Assume hypothetically, for instance, that North Korea perceived that the chances of being able to cheat without getting caught was 50 percent on each activity—a coin flip. If that were the case, then Pyongyang’s perceived chances of getting away with cheating on all three activities would be the same as winning three consecutive coin flips (only 12.5 percent). Even if certain activities can only be monitored with low confidence, such an approach still helps increase the overall probability of detecting cheating. Further, by increasing both the probability of detection and the complexity of cheating, cheating can be more strongly deterred in the first place.

Probabilistic verification is a layered, or defense-in-depth, approach to verification. A real-world analogy of such a concept in practice can be found in airport security. Airport security is ensured by layering multiple security measures. The most obvious layers of security at an airport are at the security checkpoint. A passenger’s identity is confirmed with photo identification, their bags are x-rayed, and the passenger passes through a metal detector or millimeter-wave scanner. This layer can be rather porous or easily dismissed as security theater. Millimeter-wave scanners have been known to struggle to detect handguns hidden in a particular way, for example.

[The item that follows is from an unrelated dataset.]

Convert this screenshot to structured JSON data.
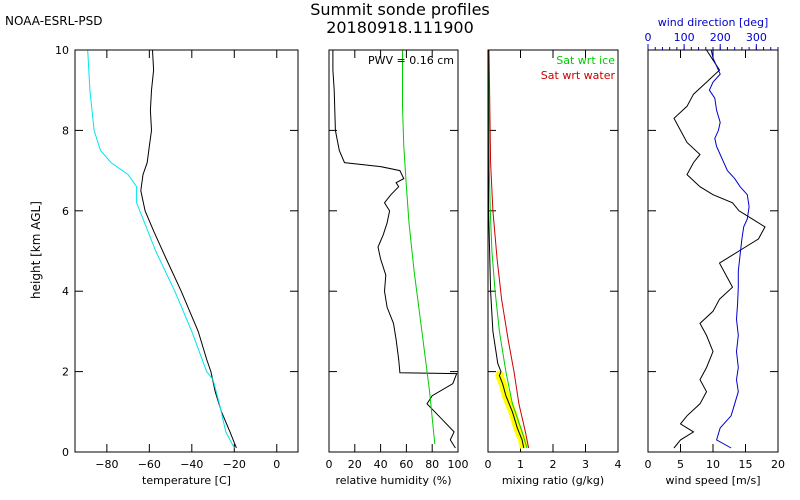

However, there are multiple other layers of security, many of which may not be outwardly obvious. When tickets are purchased, they are linked to a credit card and identity that can be checked against no-fly lists. Within the terminal itself, behavior can be monitored either by patrolling police or closed-circuit television cameras. Additionally, there may be drug- and explosive-sniffing dogs present. Each of these layers may be prone to failure by itself, but collectively they can make malfeasance difficult enough that travelers and airport operators alike feel they have a sufficient level of security. This system can also create enough doubt in the minds of would-be perpetrators to have a significant deterrent effect, which strengthens the robustness of the system as a whole.

There is a recognition in probabilistic verification that there is a separation between monitoring systems and verification. While monitoring systems provide information, verification requires a compliance assessment. In such an assessment, all information available from monitoring systems, along with contextual information, is combined with expert analysis and judgment to reach a decision on whether or not a given agreement as a whole is being complied with. This process would mirror conventional intelligence assessments, a process for which there is much experience and expertise to draw on. Such assessments are implicitly part of any verification process, but probabilistic verification makes this element of the process explicit to better clarify the assumptions underpinning monitoring and verification.


Probabilistic verification provides a framework for approaching the verification and monitoring of complex and difficult agreements. The traditional approach to verification would be hindered in the case of North Korea due to both the variety of items that would need to be included and the potential for limited confidence in the requisite monitoring systems. By contrast, probabilistic verification can handle—and make use of—monitoring systems that can only achieve low levels of confidence. This does not mean that high confidence monitoring should not be sought wherever possible or that an overall low degree of confidence in the ability to detect a breach of the agreement should be accepted. It only means that probabilistic verification has the flexibility to allow political goals—not monitoring systems—to shape a future agreement with North Korea.